Padmore makes it ten wins in FIA Masters Historic Formula One with measured drive
The power of ten applied for Nick Padmore as the Williams FW07C driver stormed to a lights-to-flag victory in the second FIA Masters Historic Formula One race at Zandvoort. With his tenth win of the season, Padmore further cemented his lead in the championship, which is now up for grabs at the next round at Spa in two weeks.

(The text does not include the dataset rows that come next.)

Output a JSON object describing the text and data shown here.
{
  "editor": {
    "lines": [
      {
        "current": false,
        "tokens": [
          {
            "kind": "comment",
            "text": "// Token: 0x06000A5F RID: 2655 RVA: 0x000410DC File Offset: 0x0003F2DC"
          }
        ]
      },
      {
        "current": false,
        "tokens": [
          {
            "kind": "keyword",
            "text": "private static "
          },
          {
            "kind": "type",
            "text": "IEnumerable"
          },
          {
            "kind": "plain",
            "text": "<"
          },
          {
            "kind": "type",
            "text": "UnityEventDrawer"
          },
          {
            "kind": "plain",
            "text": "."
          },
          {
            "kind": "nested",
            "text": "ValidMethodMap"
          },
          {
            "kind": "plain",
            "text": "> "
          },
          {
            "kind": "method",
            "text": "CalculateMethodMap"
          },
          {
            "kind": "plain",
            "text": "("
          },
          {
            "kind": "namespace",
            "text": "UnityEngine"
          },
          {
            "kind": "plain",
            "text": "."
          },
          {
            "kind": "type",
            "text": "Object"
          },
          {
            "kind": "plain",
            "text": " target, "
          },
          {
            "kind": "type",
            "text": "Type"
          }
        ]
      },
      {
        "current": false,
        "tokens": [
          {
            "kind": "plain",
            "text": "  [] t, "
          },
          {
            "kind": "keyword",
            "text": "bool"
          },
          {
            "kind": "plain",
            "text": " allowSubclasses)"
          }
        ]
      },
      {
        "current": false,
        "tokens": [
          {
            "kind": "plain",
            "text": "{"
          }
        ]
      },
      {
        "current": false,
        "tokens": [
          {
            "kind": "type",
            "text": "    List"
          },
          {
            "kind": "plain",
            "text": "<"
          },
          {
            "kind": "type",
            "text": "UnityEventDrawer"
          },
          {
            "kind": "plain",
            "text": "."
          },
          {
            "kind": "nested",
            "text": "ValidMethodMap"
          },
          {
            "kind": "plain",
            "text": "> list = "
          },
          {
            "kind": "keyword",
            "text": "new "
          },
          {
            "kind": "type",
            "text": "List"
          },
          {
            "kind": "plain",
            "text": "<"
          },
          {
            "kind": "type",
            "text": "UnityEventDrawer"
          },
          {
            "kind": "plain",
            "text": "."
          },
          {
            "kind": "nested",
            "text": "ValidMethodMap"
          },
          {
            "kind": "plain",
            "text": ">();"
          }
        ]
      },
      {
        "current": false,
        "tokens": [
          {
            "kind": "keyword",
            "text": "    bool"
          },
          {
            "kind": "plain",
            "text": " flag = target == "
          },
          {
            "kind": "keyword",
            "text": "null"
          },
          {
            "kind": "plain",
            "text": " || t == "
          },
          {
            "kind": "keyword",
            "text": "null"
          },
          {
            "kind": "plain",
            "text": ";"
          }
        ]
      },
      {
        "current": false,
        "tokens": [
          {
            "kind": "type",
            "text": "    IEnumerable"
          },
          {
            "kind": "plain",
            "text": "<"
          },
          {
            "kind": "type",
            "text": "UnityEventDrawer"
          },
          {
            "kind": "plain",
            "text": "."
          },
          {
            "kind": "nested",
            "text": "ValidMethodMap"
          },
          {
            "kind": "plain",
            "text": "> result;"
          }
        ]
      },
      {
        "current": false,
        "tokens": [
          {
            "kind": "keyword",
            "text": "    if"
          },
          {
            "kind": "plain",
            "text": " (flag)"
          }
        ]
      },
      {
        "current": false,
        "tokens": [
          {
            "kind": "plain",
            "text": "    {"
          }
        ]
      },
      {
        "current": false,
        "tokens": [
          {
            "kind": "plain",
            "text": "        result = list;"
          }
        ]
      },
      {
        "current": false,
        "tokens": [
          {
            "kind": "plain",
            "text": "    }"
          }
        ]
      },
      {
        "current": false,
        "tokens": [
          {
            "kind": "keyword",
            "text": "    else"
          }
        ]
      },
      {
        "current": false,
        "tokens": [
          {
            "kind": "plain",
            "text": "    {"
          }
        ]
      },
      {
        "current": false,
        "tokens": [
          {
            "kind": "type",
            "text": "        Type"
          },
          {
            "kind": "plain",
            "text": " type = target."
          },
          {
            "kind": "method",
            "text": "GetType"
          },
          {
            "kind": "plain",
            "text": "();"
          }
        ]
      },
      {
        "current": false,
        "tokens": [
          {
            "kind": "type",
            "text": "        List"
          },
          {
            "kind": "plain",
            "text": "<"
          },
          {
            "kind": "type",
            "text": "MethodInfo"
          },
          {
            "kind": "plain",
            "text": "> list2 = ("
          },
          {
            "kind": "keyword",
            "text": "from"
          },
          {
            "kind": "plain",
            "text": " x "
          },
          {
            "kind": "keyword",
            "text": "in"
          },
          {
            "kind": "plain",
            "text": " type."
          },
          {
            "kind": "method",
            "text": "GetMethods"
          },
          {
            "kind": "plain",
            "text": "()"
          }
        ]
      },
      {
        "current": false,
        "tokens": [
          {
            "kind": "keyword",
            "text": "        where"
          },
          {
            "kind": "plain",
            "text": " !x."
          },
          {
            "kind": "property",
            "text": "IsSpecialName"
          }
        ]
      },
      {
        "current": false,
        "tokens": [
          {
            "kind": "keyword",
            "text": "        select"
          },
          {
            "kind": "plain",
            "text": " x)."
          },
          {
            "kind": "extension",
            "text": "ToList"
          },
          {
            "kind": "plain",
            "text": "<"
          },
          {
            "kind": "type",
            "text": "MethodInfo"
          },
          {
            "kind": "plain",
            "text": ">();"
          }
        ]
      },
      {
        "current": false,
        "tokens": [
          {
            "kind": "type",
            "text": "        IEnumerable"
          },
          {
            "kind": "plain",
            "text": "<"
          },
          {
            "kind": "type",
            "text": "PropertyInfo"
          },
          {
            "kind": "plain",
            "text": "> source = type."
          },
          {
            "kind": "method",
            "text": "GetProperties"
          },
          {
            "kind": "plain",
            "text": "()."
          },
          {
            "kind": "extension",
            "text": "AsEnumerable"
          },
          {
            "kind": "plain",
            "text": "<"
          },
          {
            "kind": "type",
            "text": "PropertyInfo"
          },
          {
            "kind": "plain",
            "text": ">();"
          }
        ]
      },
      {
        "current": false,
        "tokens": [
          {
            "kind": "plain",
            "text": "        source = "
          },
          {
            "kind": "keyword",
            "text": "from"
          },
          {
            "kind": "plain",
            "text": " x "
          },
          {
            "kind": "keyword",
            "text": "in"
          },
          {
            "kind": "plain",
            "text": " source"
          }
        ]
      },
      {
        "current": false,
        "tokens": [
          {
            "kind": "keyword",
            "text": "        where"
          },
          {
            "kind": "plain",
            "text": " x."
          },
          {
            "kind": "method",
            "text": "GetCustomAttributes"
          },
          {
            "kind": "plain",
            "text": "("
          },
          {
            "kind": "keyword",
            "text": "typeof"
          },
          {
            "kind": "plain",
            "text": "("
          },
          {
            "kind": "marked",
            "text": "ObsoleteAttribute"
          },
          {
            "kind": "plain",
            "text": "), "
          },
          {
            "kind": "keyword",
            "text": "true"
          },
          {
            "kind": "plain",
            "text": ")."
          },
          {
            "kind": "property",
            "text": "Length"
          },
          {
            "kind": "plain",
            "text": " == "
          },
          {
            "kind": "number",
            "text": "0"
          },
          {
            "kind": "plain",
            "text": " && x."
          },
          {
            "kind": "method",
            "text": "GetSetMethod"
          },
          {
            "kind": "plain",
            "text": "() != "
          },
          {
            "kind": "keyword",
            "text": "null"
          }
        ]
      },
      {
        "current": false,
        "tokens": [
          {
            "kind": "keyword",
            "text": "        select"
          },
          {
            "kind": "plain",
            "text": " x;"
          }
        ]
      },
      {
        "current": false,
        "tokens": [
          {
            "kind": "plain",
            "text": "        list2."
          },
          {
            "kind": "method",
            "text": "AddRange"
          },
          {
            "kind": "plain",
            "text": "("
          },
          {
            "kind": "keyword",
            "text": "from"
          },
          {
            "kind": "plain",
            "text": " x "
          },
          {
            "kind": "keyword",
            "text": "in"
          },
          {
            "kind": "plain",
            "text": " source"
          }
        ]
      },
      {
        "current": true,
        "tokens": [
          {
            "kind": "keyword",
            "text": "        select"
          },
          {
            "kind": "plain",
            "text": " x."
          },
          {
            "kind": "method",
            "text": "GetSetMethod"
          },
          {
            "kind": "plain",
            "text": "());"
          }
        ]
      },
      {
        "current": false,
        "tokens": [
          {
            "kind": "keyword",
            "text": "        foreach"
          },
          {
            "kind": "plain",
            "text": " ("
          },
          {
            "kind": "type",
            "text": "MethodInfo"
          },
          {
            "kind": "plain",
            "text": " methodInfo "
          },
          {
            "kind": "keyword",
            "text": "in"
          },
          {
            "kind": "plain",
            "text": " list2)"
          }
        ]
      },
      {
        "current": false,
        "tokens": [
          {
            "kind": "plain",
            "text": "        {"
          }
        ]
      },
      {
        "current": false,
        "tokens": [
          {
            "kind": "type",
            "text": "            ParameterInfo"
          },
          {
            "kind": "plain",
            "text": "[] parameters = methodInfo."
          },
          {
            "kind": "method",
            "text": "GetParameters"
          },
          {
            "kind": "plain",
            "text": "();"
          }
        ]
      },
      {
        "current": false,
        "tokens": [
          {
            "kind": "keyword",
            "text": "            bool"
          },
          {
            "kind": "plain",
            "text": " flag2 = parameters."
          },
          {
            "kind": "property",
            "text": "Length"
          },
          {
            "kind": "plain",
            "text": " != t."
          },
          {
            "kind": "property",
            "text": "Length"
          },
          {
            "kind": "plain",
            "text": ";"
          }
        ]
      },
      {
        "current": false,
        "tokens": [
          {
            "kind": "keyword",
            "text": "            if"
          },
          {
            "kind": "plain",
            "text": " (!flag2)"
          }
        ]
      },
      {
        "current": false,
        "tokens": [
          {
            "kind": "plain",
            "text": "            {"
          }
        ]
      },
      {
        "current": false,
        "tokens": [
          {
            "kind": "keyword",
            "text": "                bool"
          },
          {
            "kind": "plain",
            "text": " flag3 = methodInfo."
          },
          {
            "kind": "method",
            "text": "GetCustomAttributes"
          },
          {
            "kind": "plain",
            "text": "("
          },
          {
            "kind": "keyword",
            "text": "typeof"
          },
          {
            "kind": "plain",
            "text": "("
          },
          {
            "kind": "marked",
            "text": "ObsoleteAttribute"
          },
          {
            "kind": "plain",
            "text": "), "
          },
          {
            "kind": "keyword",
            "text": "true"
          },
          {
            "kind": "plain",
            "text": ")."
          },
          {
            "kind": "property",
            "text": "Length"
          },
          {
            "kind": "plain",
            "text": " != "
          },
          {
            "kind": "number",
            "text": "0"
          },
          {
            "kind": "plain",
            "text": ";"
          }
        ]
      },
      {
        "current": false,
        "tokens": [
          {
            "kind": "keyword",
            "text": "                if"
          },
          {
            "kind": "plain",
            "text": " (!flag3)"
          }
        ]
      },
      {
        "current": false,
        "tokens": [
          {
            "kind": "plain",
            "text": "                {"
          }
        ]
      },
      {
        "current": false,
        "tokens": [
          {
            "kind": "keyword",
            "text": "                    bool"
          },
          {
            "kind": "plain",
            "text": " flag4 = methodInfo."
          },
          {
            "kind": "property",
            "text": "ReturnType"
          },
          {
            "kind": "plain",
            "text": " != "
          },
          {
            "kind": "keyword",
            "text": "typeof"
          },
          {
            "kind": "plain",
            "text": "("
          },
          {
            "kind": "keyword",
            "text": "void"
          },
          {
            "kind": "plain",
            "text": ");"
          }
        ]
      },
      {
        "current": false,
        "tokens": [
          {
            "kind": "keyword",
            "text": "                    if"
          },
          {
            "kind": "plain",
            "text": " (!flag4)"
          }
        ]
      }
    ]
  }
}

Padmore had to keep an inspired Greg Thornton at bay, whose Lotus 91 outbraked second-placed Christophe d’Ansembourg into Tarzan corner on lap 3 and then set after Padmore. Mid-race, Thornton saw Stefano Di Fulvio close in, the Italian having passed D’Ansembourg on lap 8, but in the end the Lotus driver shook off Di Fulvio’s Tyrrell 012 to finish just 1.3 seconds off the winner. In his chase of Padmore, Thornton also put fastest lap of the race in the bag on lap 15. D’Ansembourg (Williams FW07C) finished a lonely fourth.
It was all very good”, said a delighted Padmore. “I got my head down in the first few laps to pull out a gap. I was very worried about the tyres but they were good. The wind was really bad, though, it really hit me hard in the final corner. And Greg kept me honest in the end. Did he really nick fastest lap from me?
You weren’t even trying!” quipped Thornton before explaining where he found the extra speed. “We took away some wing which got us some more straightline speed. That is how I got past Christophe. It’s four years in a row now that I finished second here. I still want to go one up!
Starting from the pitlane again, just as in race 1, Michael Lyons (Hesketh 308E) took a mere six laps to snatch the lead in the pre-77 class. On lap 2, the young Briton was up to ninth position and blasted past early class leader Jason Wright (Shadow DN8) four laps later to add a second pre-77 class win to his weekend’s tally.
It was a shame I couldn’t fight out front”, said Lyons, “but I love it out here. Racing an F1 car on this track is so cool, I could drive here all weekend!
Wright was a lonely second in class but behind him the battle raged for the final step of the podium, Max Smith-Hilliard (Surtees TS9B) passing Andrew Beaumont (Lotus 76) on lap 9, with the newer cars of Ian Simmonds (Tyrrell 012) and Tommy Dreelan (Williams FW08) adding to a four-car dogfight.
Simmonds dropped out of the fight with a pitstop on lap 10. This brought Keith Frieser’s Shadow DN1 into the top-ten. The American headed the Ligier JS11/15 of Pierre-Alain France, the Frenchman having earlier on duelled with Frank Lyons in the McLaren M26. Lyons Sr then dropped back for a ‘family album’ finish as he trailed his son Michael across the line, one lap down.
Phil Hall’s fast-starting Theodore TR1 was up to sixth on the first lap but dragged to a halt at the start of lap 2. Local man Frits van Eerd retired his March 761 with gearbox problems on lap 2, while James Hagan pitted his Hesketh 308 twice before retiring the car with a broken gear linkage. Robert Blain was the final retiree when he spun his March 751 in no-name corner on lap 9.